D’autant plus que Fani Willis a défié toutes les règles des relations publiques de crise en refusant de s’expliquer sur sa liaison présumée avec Nathan Wade. Après avoir reçu la requête de Michael Roman, le juge chargé du procès de Donald Trump et consorts a donné à la procureure jusqu’au 2 février pour présenter sa version des faits par écrit. Il entendra les deux parties le 15 février.

« Facteur racial »

En attendant, Fani Willis s’est contentée d’allusions vagues lors d’une intervention dans une église noire d’Atlanta, le 14 janvier dernier. Elle a notamment accusé ses critiques d’exploiter le « facteur racial ».

« J’ai nommé trois procureurs spéciaux. C’est mon droit. Je les ai tous payés au même taux horaire », a déclaré la procureure.

Ils n’en ont attaqué qu’un seul. J’ai engagé une femme blanche : une bonne amie personnelle et une grande avocate, une superstar. J’ai engagé un homme blanc : brillant, mon ami, et un grand avocat. Et j’ai engagé un Noir, une autre superstar, un grand ami et un grand avocat.

Fani Willis, procureure du comté de Fulton

En fait, tout le monde ne s’accorde pas sur les compétences de Nathan Wade, un ancien juge municipal dont la pratique du droit privé ou public ne l’a jamais mené à plaider des causes d’envergure. Néanmoins, en tant que procureur spécial, il aurait notamment joué un rôle clé dans les négociations qui ont mené aux reconnaissances de culpabilité de quatre coaccusés de Donald Trump, dont les avocats Kenneth Chesebro, Sidney Powell et Jenna Ellis.
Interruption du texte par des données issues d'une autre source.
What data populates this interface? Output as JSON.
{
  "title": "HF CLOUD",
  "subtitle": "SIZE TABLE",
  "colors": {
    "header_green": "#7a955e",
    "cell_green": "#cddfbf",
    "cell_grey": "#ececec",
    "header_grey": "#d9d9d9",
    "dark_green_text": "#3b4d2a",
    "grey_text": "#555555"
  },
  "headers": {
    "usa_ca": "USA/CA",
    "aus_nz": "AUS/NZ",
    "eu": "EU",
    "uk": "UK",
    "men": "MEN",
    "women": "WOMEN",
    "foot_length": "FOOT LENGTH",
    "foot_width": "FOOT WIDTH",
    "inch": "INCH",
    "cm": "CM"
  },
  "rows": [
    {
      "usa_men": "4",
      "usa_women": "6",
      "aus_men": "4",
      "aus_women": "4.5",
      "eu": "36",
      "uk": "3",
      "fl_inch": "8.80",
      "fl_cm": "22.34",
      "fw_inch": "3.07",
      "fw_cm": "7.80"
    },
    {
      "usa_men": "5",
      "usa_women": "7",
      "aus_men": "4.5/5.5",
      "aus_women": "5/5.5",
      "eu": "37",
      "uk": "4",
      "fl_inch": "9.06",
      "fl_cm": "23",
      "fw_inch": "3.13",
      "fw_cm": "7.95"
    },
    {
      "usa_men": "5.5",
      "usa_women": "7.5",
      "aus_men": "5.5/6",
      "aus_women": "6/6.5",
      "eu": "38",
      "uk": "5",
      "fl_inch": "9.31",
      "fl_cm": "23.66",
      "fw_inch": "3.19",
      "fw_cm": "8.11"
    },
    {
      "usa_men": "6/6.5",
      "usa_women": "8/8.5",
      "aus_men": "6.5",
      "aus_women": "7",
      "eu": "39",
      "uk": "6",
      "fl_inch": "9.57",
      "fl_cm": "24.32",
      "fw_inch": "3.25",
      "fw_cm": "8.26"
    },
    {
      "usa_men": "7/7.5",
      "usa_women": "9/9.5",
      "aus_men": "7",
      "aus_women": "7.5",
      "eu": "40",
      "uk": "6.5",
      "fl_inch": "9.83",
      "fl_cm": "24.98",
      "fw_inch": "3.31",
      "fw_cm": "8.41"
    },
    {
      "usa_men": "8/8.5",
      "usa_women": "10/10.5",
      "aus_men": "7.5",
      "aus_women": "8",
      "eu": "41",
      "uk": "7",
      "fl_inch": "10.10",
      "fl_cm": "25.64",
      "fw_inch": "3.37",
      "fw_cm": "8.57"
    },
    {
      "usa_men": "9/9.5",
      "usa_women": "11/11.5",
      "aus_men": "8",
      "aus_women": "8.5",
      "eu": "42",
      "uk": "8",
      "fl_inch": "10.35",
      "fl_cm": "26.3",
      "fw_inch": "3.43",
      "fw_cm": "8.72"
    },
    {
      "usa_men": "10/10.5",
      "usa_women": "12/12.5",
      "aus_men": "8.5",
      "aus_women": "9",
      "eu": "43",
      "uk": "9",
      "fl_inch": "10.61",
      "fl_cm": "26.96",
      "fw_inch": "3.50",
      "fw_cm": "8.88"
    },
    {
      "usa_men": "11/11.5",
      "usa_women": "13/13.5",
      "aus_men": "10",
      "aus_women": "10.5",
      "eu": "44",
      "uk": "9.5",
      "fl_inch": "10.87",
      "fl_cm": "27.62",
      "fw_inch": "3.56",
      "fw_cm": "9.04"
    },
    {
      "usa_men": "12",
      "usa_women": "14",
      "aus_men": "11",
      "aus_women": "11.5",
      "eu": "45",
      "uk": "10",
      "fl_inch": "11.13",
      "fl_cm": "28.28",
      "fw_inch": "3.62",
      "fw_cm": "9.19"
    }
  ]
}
Mais l’apparence d’un conflit d’intérêts est bel et bien un problème politique, à défaut d’être un problème juridique. Et les alliés républicains de Donald Trump, en Géorgie et à Washington, l’exploitent pour attaquer la procédure visant l’ancien président.

« Au fur et à mesure que les détails font surface, il devient de plus en plus clair qu’il s’agit d’une poursuite à des fins de profit personnel », a déclaré un élu républicain vendredi lors d’un débat qui a mené à la création d’une commission spéciale du Sénat de Géorgie pour enquêter sur Fani Willis.

Un sénateur démocrate a répliqué : « Où était la commission spéciale lorsque l’ex-président [Trump] a appelé la secrétaire d’État et lui a dit : ‟Trouvez-moi 11 000 votes” ? »

Des juristes ont fait valoir que la démission de Nathan Wade ou de Fani Willis pourrait contribuer à désamorcer le scandale, si tant est qu’il s’agisse d’un scandale.

Anthony Michael Kreis, lui, prédit que le procès ne sera pas touché par cette affaire.

« Les gens ont la mémoire courte. À moins qu’il n’y ait des preuves incroyablement préjudiciables que nous ne connaissons pas, je ne pense vraiment pas que l’on en parlera encore dans un mois. »

Parions que Donald Trump tentera de le faire mentir.